Once we start playing with a wider set of genes, I get worried. As the article goes on to note, the effects of such modification are hard to predict in a single species, and since that species participates in a wider ecosystem, the impact on other species is equally hard to predict. The last thing anyone wants are supermosquitos (a la superweeds and other superbugs that have resulted from previous genetic modification efforts). So this is not a magic bullet, just a hopeful volley in what has been, and promises to be, a long battle.

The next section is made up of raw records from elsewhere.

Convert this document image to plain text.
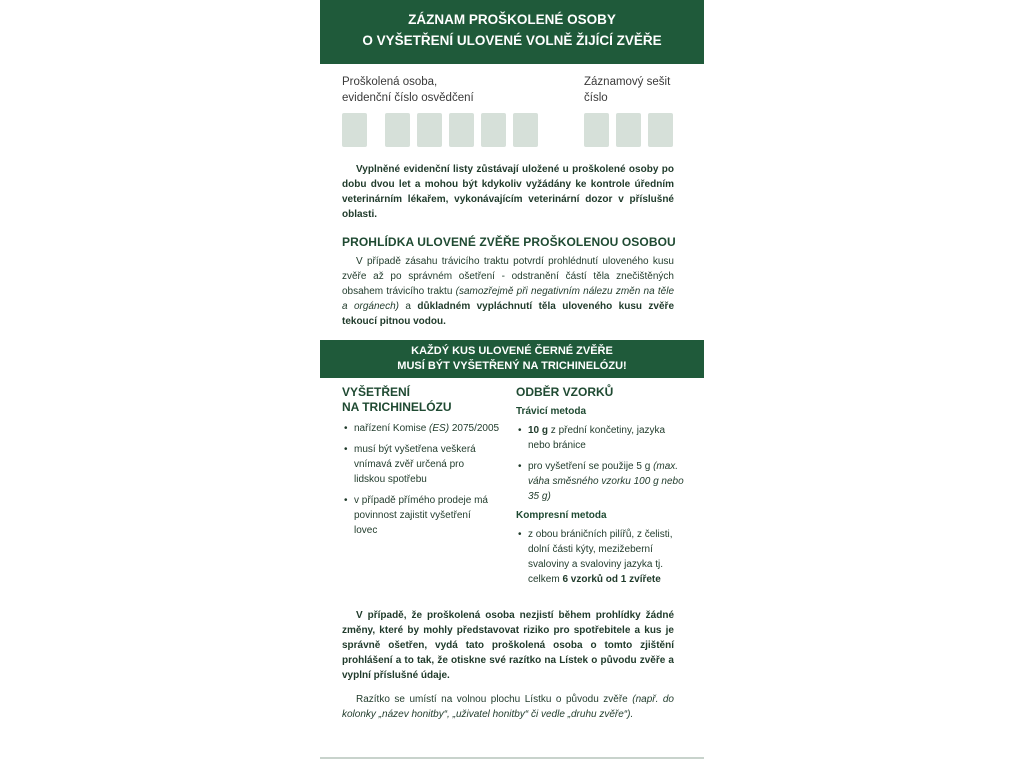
ZÁZNAM PROŠKOLENÉ OSOBY
O VYŠETŘENÍ ULOVENÉ VOLNĚ ŽIJÍCÍ ZVĚŘE
Proškolená osoba,
evidenční číslo osvědčení
Záznamový sešit
číslo
Vyplněné evidenční listy zůstávají uložené u proškolené osoby po dobu dvou let a mohou být kdykoliv vyžádány ke kontrole úředním veterinárním lékařem, vykonávajícím veterinární dozor v příslušné oblasti.
PROHLÍDKA ULOVENÉ ZVĚŘE PROŠKOLENOU OSOBOU
V případě zásahu trávicího traktu potvrdí prohlédnutí uloveného kusu zvěře až po správném ošetření - odstranění částí těla znečištěných obsahem trávicího traktu (samozřejmě při negativním nálezu změn na těle a orgánech) a důkladném vypláchnutí těla uloveného kusu zvěře tekoucí pitnou vodou.
KAŽDÝ KUS ULOVENÉ ČERNÉ ZVĚŘE
MUSÍ BÝT VYŠETŘENÝ NA TRICHINELÓZU!
VYŠETŘENÍ
NA TRICHINELÓZU
• nařízení Komise (ES) 2075/2005
• musí být vyšetřena veškerá vnímavá zvěř určená pro lidskou spotřebu
• v případě přímého prodeje má povinnost zajistit vyšetření lovec
ODBĚR VZORKŮ
Trávicí metoda
• 10 g z přední končetiny, jazyka nebo bránice
• pro vyšetření se použije 5 g (max. váha směsného vzorku 100 g nebo 35 g)
Kompresní metoda
• z obou bráničních pilířů, z čelisti, dolní části kýty, mezižeberní svaloviny a svaloviny jazyka tj. celkem 6 vzorků od 1 zvířete
V případě, že proškolená osoba nezjistí během prohlídky žádné změny, které by mohly představovat riziko pro spotřebitele a kus je správně ošetřen, vydá tato proškolená osoba o tomto zjištění prohlášení a to tak, že otiskne své razítko na Lístek o původu zvěře a vyplní příslušné údaje.
Razítko se umístí na volnou plochu Lístku o původu zvěře (např. do kolonky „název honitby“, „uživatel honitby“ či vedle „druhu zvěře“).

*Funny side story: in 1999, I arrived back in Syracuse, NY just as a pretty bad case of malaria flared up. Despite my protestations, several of my grad student colleagues bundled me off to the emergency room. When the admissions person asked me what was wrong, I told her – rather simply – “I have malaria”. The women stared at me for a second, and then said “should I be wearing a mask or something?” I was pretty beaten up at that point, with an accordingly short temper, which explains my response: “Honey, unless you have a jar of anopheles mosquitos back there, I think we’re going to be alright.”